PCB Surface Finishes vary in price, availability, shelf life, reliability and assembly processing. While each finish has its own benefits, in most cases, the process, product or environment will dictate the surface finish that is best suited for the application. It is recommended that the end-user, designer or assembler work closely with their PCB supplier to select the best finish for the specific product design. Multicircuits' extensive experience in lead-free manufacturing of printed circuit boards has been instrumental in successfully converting countless projects from solder to a lead- free alternative.

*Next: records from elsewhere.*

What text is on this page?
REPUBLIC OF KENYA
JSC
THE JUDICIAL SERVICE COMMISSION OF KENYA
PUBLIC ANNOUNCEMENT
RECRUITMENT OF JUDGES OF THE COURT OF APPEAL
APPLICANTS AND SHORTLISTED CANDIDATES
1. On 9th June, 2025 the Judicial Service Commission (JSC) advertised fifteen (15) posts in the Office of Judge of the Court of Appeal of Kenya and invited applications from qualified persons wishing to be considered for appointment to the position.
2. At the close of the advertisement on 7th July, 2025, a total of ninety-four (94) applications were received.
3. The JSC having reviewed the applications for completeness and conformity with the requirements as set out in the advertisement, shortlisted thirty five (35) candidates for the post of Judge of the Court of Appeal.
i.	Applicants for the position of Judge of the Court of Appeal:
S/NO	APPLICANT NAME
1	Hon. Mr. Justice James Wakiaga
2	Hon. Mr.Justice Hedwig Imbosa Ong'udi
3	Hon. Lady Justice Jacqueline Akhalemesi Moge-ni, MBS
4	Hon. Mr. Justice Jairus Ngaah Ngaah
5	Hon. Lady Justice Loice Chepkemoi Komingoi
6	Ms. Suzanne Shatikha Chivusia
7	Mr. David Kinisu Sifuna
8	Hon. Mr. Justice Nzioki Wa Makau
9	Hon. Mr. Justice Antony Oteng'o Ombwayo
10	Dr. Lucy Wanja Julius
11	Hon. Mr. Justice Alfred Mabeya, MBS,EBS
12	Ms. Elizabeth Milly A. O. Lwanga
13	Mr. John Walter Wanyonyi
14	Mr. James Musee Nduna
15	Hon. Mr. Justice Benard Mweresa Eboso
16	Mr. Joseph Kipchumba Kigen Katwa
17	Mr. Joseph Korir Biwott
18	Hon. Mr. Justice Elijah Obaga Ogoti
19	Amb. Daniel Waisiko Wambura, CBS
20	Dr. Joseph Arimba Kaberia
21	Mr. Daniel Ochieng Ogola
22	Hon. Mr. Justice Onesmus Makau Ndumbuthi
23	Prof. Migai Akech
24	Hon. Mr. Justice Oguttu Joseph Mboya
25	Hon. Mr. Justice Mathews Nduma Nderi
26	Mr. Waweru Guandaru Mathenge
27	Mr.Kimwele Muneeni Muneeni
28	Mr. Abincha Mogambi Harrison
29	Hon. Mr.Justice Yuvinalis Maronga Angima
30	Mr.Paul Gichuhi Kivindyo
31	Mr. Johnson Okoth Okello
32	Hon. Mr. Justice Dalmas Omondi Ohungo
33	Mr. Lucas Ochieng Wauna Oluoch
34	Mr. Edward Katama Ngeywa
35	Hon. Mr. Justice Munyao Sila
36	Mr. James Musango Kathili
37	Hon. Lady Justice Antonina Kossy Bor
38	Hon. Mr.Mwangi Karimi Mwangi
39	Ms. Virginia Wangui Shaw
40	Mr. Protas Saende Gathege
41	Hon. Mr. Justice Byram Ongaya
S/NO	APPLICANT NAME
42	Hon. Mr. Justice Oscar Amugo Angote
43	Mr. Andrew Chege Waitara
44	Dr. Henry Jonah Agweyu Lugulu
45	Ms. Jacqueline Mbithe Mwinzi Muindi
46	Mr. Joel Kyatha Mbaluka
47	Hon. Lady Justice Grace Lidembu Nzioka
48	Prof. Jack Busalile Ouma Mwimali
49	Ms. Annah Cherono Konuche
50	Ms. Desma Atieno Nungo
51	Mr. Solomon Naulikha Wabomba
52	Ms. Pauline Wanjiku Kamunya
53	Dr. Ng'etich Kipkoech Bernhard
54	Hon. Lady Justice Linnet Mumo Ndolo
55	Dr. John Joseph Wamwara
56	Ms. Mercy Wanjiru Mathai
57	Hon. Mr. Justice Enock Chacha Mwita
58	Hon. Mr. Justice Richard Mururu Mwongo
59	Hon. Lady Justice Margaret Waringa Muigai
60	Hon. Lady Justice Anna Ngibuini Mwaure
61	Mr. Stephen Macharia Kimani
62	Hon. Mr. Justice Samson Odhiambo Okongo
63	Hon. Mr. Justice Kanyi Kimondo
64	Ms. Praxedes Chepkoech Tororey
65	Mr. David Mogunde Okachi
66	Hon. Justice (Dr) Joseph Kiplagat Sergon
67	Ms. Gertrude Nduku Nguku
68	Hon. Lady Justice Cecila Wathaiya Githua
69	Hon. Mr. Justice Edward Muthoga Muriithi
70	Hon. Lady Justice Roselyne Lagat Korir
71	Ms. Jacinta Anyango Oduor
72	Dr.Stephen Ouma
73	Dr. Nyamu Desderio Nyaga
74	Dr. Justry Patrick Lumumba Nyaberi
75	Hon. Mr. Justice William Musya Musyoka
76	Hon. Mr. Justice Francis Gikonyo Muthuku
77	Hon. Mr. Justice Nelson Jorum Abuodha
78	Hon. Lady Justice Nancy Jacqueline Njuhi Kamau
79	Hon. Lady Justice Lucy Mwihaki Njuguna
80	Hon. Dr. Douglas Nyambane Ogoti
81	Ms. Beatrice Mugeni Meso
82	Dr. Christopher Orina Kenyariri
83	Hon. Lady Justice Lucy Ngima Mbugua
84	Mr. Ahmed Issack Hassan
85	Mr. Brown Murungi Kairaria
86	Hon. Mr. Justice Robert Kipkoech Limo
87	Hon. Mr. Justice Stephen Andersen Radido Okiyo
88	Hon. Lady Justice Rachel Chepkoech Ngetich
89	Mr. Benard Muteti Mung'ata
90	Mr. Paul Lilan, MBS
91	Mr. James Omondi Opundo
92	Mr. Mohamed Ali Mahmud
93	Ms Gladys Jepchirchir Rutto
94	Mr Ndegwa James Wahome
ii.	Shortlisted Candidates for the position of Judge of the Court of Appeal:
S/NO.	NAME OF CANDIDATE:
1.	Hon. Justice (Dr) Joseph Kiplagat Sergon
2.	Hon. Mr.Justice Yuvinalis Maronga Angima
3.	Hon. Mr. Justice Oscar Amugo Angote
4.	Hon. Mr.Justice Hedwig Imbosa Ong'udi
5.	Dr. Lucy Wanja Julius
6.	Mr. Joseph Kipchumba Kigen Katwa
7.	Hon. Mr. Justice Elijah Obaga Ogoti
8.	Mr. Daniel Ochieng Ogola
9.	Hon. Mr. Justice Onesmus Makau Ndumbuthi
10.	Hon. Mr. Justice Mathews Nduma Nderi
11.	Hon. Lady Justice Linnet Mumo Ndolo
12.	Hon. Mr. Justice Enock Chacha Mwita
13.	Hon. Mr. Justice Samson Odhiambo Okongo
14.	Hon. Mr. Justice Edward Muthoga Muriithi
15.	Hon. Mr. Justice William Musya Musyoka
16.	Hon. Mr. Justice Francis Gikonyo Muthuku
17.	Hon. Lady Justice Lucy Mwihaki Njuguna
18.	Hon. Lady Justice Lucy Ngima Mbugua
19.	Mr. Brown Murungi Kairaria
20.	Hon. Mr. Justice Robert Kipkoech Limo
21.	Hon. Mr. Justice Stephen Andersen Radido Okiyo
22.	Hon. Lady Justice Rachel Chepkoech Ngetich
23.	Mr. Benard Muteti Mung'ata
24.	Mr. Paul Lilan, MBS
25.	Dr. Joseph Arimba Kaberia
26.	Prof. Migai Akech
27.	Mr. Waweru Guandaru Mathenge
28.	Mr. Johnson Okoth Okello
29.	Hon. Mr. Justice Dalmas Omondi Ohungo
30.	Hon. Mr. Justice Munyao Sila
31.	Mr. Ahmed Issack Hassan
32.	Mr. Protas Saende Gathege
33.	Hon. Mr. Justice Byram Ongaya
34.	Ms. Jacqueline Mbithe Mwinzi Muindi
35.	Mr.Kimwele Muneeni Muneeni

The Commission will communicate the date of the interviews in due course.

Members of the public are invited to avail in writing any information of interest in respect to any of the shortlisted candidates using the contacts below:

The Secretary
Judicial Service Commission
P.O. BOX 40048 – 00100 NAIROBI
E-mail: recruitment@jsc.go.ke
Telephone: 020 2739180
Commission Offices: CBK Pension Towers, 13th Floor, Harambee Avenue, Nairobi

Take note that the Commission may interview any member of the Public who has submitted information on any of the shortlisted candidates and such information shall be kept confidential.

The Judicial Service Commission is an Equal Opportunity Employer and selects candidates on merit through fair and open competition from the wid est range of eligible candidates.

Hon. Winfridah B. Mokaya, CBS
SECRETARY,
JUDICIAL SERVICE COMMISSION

With the pending lead-free legislation impacting PCB manufacturing on a global scale, the immersion silver process is rapidly gaining popularity as the lead-free surface finish of choice. While ENIG presently has a larger market share, over the past 12 months more immersion silver process lines have been installed in PCB facilities than any other finish. Immersion silver has a controlled thickness of 5-12 micro inches and a shelf life of at least 12 months. Silver is compatible with most assembly processes, is cost advantageous, and with its increased popularity, is becoming more commonly available.
Downloadable Resource Document - Immersion Silver (PDF format)
The ENIG finish has historically been the best fine pitch (flat) surface and lead-free option world-wide. Benefits to this surface finish are; long-term experience/knowledge of the product and excellent shelf life. The typical Nickel thickness is 75 micro inches and 3-5 micro inches of gold. Disadvantages include; limited availability, higher cost and this being the only surface finish that requires a two-part process. Also, if the process is not controlled, quality issues such as "Black Pad" may occur.
The immersion tin process has also been historically popular. It provides a consistently flat surface approximately 20-40 micro inches in thickness. This finish solders well, and is cost advantageous. However, finished PCBs have a limited shelf life and should be used within 3-6 months. Many PCB manufacturers around the world have this process in place.
Downloadable Resource Document - Immersion Tin (PDF format)
OSP's have been around since the 1970's. It is widely believed that IBM was the first major corporation to give this finish credibility. The thickness of the OSP finish is almost unmeasurable (angstoms). The original formulas had a short shelf life of 3-6 months and could only withstand one or two heat cycles. By today's standards, this would be considered applicable only for lower technologies. The latest OSP formulas are far more robust and are designed for lead-free assembly. They can handle multiple heat cycles and have a one year shelf life.
Downloadable Resource Document - OSP (PDF format)
The 63/37 tin lead solder has been the industry-standard since the inception of the original circuit board. If lead-free is not a concern, HASL is a very cost effective, reliable surface finish utilized in the manufacturing of lower technology PCBs. The HASL process can add stress to high layer circuit boards which can cause long-term reliability issues. This added stress, along with uneven solder height on dense SMT or BGA pads, are good reasons to replace HASL. Inevitably, tighter design criteria, advancing technologies, and/or environmental legislation will force the replacement of HASL. There are lead free alloys which can replace the conventional 63Sn / 37Pb solder in this process, but there are still capability limitations that exist within this process.